The online World-Wide Labyrinth Locator put together by the Labyrinth Society lists more than 5,000 labyrinths.
Building labyrinths
David Tolzmann has been creating public and private labyrinths for 21 years. He estimates that his Connecticut-based business, the Labyrinth Company, builds 300 to 400 yearly; it also offers templates from $550 to $2,000, as well as kits for $4,000 to $28,000. While there’s been a “steady growth” in private labyrinths for 15 years, Tolzmann said, “the explosive growth is in public parks; it’s amazing.”
Labyrinths provide paved areas that can be a “self-serve meditation space” for adults and “something cool” for children to run around on, he said.

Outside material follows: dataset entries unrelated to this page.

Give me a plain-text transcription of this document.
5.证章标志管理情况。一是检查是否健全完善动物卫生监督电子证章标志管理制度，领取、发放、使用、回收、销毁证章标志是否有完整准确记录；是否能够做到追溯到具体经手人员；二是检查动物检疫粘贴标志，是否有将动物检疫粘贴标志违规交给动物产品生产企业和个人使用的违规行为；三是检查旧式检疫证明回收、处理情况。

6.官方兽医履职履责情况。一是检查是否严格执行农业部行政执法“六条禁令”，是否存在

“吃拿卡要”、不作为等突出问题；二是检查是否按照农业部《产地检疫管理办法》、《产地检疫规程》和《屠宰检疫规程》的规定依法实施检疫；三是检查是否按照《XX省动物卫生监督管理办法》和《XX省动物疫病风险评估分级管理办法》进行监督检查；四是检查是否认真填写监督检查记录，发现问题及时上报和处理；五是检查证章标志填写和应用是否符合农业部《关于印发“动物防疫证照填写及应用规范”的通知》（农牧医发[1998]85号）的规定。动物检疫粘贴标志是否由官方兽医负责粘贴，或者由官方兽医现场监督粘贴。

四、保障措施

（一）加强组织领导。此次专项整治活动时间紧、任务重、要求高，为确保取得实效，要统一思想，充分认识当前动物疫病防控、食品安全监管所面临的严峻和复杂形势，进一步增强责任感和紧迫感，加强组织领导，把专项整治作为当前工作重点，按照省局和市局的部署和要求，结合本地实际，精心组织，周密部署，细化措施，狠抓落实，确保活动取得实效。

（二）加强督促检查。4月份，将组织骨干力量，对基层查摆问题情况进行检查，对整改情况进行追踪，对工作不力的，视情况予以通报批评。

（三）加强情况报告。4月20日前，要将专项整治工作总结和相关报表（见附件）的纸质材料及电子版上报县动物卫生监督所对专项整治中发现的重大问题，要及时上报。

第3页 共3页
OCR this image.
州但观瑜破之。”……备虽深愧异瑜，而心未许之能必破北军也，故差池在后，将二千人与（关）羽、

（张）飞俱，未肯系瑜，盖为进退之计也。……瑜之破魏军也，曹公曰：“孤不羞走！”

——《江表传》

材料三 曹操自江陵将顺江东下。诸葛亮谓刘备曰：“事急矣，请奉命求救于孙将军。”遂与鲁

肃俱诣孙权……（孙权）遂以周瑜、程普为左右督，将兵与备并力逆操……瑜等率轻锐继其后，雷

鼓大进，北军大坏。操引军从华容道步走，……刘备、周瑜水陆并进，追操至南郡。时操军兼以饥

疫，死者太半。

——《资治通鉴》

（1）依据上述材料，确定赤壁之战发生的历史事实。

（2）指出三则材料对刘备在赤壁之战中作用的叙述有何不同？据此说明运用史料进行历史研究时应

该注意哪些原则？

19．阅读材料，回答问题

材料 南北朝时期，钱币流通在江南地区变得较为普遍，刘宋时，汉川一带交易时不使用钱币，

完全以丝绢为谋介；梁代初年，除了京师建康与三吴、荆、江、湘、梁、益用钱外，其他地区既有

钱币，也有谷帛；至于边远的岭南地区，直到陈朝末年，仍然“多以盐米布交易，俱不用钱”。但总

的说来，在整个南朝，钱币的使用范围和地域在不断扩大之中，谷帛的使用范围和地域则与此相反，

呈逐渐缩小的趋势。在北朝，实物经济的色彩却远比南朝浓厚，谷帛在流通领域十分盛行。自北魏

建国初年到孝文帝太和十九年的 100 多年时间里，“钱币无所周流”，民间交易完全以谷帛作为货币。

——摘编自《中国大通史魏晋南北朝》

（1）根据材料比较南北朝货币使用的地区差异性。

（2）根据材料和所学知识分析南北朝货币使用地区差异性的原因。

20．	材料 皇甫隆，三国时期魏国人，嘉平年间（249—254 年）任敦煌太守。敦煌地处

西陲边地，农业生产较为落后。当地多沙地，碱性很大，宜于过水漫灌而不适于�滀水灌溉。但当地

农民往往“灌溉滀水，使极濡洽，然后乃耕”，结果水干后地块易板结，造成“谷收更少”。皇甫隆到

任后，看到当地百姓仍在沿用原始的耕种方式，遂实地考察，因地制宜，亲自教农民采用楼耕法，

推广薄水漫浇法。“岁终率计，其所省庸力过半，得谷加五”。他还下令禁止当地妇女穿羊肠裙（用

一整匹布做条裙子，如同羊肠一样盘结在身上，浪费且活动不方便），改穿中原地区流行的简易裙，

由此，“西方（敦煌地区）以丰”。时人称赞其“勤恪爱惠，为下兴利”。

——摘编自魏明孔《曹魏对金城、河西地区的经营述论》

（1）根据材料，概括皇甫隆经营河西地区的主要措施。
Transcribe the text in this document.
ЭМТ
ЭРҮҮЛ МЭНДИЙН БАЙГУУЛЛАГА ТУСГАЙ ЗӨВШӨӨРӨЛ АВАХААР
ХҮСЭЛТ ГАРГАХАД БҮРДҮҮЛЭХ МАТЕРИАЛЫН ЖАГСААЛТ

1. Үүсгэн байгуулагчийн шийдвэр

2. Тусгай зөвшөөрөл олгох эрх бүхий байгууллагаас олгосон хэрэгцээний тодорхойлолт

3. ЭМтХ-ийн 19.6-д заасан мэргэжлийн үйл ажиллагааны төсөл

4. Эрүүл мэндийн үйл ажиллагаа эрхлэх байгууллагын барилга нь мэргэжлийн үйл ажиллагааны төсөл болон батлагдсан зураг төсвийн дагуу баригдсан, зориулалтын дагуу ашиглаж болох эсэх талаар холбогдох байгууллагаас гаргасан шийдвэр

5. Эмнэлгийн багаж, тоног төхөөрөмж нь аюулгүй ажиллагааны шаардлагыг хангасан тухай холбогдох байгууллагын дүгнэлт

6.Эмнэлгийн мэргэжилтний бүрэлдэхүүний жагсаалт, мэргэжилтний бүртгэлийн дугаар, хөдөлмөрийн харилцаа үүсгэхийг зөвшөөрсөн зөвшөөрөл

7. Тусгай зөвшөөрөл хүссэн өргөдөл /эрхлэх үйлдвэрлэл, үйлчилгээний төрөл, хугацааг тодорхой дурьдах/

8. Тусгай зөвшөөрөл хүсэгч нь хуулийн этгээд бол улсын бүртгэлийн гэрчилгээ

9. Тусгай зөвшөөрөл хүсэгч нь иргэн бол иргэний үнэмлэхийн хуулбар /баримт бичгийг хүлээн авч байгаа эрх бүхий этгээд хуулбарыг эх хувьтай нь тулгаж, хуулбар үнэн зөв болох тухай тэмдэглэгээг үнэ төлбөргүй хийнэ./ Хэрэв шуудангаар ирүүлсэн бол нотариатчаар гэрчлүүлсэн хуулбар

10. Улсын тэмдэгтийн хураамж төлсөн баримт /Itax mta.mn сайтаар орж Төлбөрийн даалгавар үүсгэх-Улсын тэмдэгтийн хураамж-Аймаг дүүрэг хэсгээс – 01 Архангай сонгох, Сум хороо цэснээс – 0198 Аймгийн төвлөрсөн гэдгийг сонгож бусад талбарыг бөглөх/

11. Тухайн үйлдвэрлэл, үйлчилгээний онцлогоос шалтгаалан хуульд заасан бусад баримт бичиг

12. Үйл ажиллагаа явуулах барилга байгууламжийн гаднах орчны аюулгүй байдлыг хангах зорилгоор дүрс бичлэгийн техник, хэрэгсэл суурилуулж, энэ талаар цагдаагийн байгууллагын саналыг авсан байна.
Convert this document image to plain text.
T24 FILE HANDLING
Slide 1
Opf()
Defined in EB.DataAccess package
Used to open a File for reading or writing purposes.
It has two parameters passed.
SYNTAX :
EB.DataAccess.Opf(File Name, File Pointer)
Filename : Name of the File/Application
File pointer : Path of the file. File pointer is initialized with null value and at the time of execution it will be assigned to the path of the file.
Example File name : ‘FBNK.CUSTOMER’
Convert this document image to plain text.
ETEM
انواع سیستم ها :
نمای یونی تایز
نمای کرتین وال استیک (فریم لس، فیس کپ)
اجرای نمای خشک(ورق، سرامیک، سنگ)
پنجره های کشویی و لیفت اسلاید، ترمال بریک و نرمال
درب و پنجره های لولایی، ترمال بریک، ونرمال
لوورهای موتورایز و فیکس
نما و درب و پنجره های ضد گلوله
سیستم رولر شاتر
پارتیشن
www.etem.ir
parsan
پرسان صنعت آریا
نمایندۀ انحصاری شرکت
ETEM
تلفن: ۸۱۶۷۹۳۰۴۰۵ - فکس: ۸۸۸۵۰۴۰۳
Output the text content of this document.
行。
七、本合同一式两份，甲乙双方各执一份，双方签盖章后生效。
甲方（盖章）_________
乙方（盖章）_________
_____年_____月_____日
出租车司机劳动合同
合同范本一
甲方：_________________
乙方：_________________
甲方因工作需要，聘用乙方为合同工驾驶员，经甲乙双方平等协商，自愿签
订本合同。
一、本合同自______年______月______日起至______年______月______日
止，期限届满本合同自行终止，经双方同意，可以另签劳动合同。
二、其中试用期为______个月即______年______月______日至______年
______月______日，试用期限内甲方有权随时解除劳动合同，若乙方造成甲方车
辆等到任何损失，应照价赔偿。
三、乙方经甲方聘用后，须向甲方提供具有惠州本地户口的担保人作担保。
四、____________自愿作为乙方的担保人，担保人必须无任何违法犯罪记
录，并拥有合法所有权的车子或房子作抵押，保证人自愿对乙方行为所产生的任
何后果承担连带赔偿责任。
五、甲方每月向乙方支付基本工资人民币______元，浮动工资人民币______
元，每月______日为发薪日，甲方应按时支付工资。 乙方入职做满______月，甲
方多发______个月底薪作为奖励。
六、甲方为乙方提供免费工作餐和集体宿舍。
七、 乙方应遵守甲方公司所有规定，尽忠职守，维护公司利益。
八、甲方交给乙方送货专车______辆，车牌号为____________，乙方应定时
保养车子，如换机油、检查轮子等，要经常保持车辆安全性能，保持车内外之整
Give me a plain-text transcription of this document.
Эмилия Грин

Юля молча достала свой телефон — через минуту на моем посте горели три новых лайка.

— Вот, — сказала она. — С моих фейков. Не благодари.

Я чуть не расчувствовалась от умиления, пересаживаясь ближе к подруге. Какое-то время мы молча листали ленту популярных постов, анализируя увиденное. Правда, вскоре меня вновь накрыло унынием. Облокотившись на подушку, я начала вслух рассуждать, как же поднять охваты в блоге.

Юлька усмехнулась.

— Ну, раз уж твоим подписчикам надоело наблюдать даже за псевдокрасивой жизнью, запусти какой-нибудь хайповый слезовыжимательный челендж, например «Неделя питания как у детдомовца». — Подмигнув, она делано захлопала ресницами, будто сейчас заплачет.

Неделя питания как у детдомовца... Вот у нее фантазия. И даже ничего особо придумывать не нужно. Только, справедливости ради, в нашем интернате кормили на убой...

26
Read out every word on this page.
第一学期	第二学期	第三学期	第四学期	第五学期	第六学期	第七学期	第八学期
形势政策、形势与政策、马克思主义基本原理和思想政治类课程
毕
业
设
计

Artress thinks the interest in labyrinths will only increase as technology continues to interrupt our thoughts, invade our consciousness and make it difficult to quiet our minds. “There’s a hunger for it,” she said, “and a need for it.”
Spirit walk
After Vickie Baily left the “fanatical” Christian denomination she grew up in, “I wanted to remain a spiritual person, but I couldn’t find anything I believed in.” Then she walked a labyrinth at the Retreat and Conference Center at Bon Secoursin central Maryland. “It felt spiritual to me, and it didn’t have the parts of belief I couldn’t continue.”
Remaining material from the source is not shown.